The offensive side of the ball isn't a major concern as Trent Richardson and Josh Gordon could transition to major stars in 2013, and if Brandon Weeden isn't the guy, the Browns can find a suitable replacement in the later rounds.

Getting a corner like Dee Milliner would be a fantastic move for Cleveland. He would pair with Joe Haden to form what is one of the best young corner tandems in the NFL.


New England Patriots

Anytime you've got Tom Brady, you've got a chance of winning the Super Bowl. He can't do it alone, though, as evidenced by the Patriots' playoff run.

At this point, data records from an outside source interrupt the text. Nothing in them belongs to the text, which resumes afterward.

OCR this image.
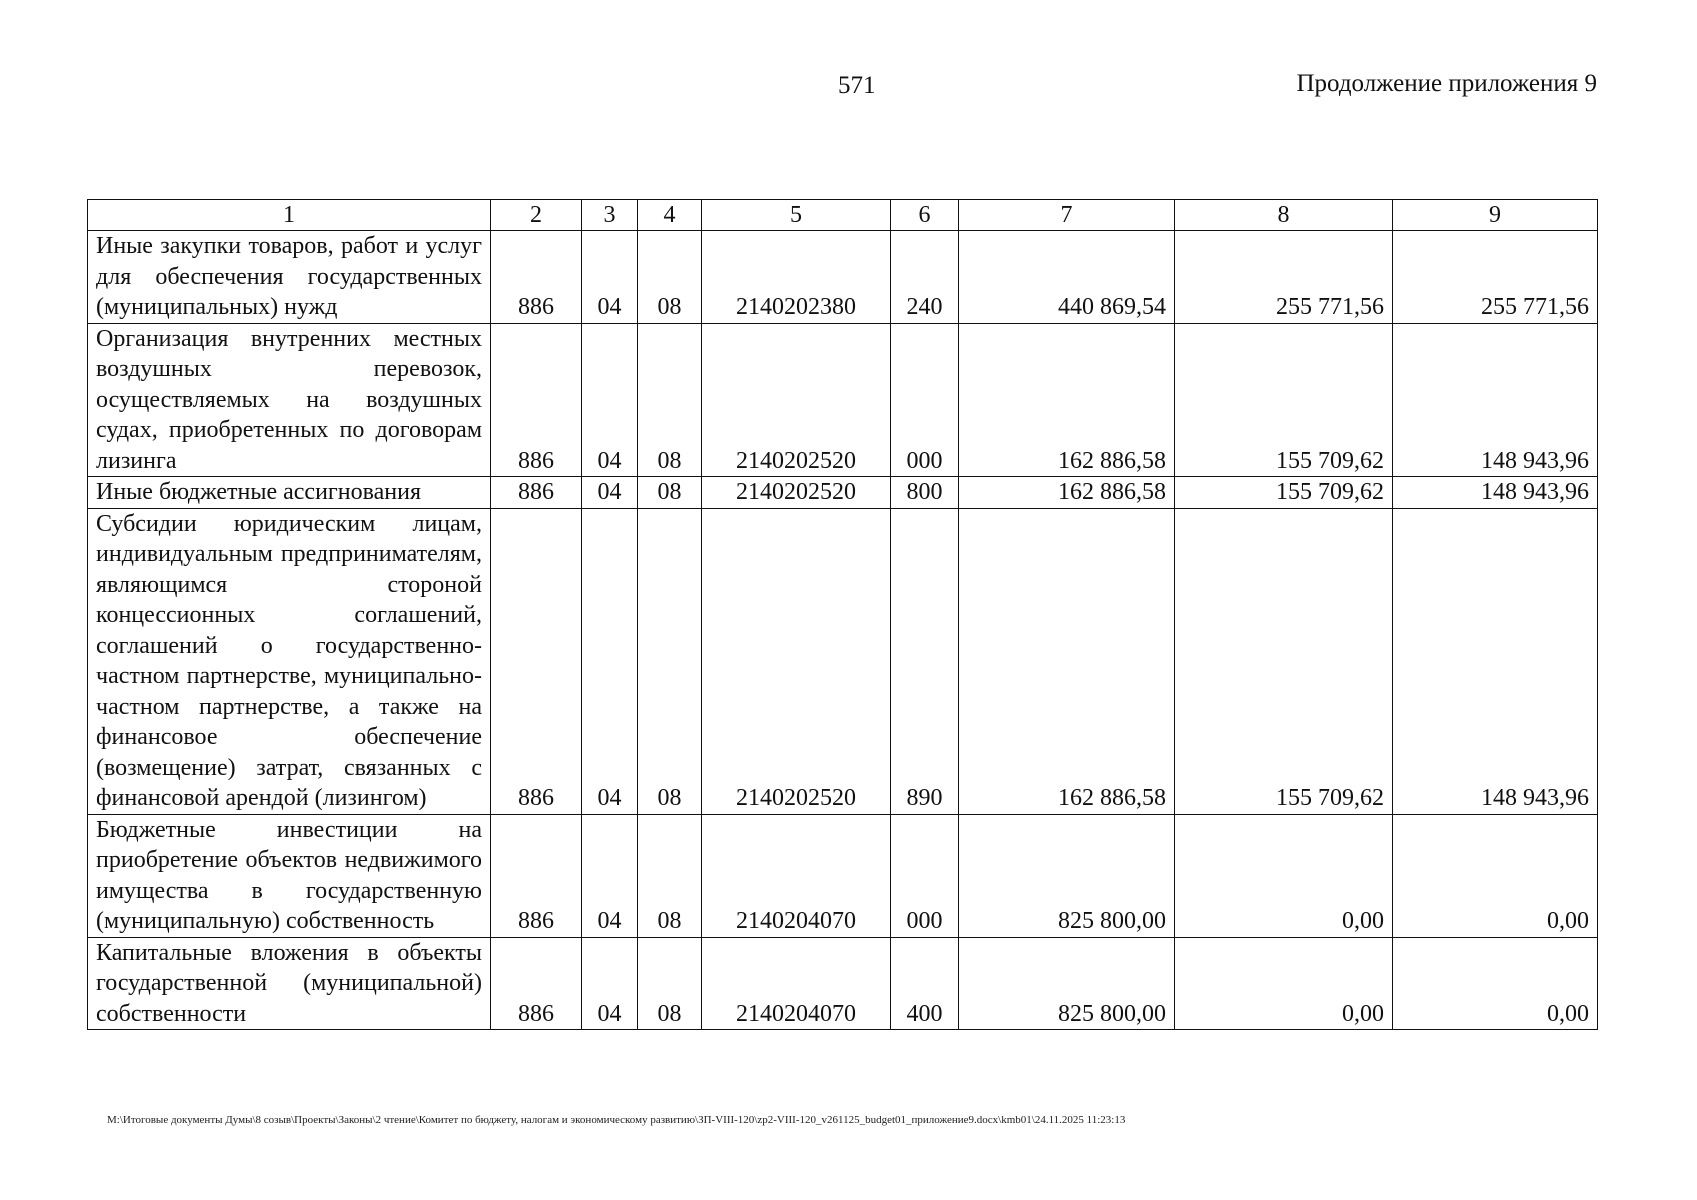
571	Продолжение приложения 9
1	2	3	4	5	6	7	8	9
Иные закупки товаров, работ и услуг для обеспечения государственных (муниципальных) нужд	886	04	08	2140202380	240	440 869,54	255 771,56	255 771,56
Организация внутренних местных воздушных перевозок, осуществляемых на воздушных судах, приобретенных по договорам лизинга	886	04	08	2140202520	000	162 886,58	155 709,62	148 943,96
Иные бюджетные ассигнования	886	04	08	2140202520	800	162 886,58	155 709,62	148 943,96
Субсидии юридическим лицам, индивидуальным предпринимателям, являющимся стороной концессионных соглашений, соглашений о государственно-частном партнерстве, муниципально-частном партнерстве, а также на финансовое обеспечение (возмещение) затрат, связанных с финансовой арендой (лизингом)	886	04	08	2140202520	890	162 886,58	155 709,62	148 943,96
Бюджетные инвестиции на приобретение объектов недвижимого имущества в государственную (муниципальную) собственность	886	04	08	2140204070	000	825 800,00	0,00	0,00
Капитальные вложения в объекты государственной (муниципальной) собственности	886	04	08	2140204070	400	825 800,00	0,00	0,00
M:\Итоговые документы Думы\8 созыв\Проекты\Законы\2 чтение\Комитет по бюджету, налогам и экономическому развитию\ЗП-VIII-120\zp2-VIII-120_v261125_budget01_приложение9.docx\kmb01\24.11.2025 11:23:13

Losing Wes Welker will hurt, but bringing in Danny Amendola will help to replace such a consistent target like Welker. But if New England comes up short in the postseason again, it won't be because of the offense.

The fact of the matter is, the Patriots aren't going to get any closer to the Super Bowl until the secondary improves.

New England only ranked 29th in pass defense, giving up 271.4 yards a game. That poor play in the secondary carried over into the playoffs, as 343 yards and two touchdowns to Matt Schaub in the divisional round and 240 yards and three touchdowns to Joe Flacco in the AFC Championship Game.

Selecting late in the first round limits New England's options, but Jamar Taylor, D.J. Hayden, Marcus Trufant or Johnthan Banks would all be upgrades at the cornerback position.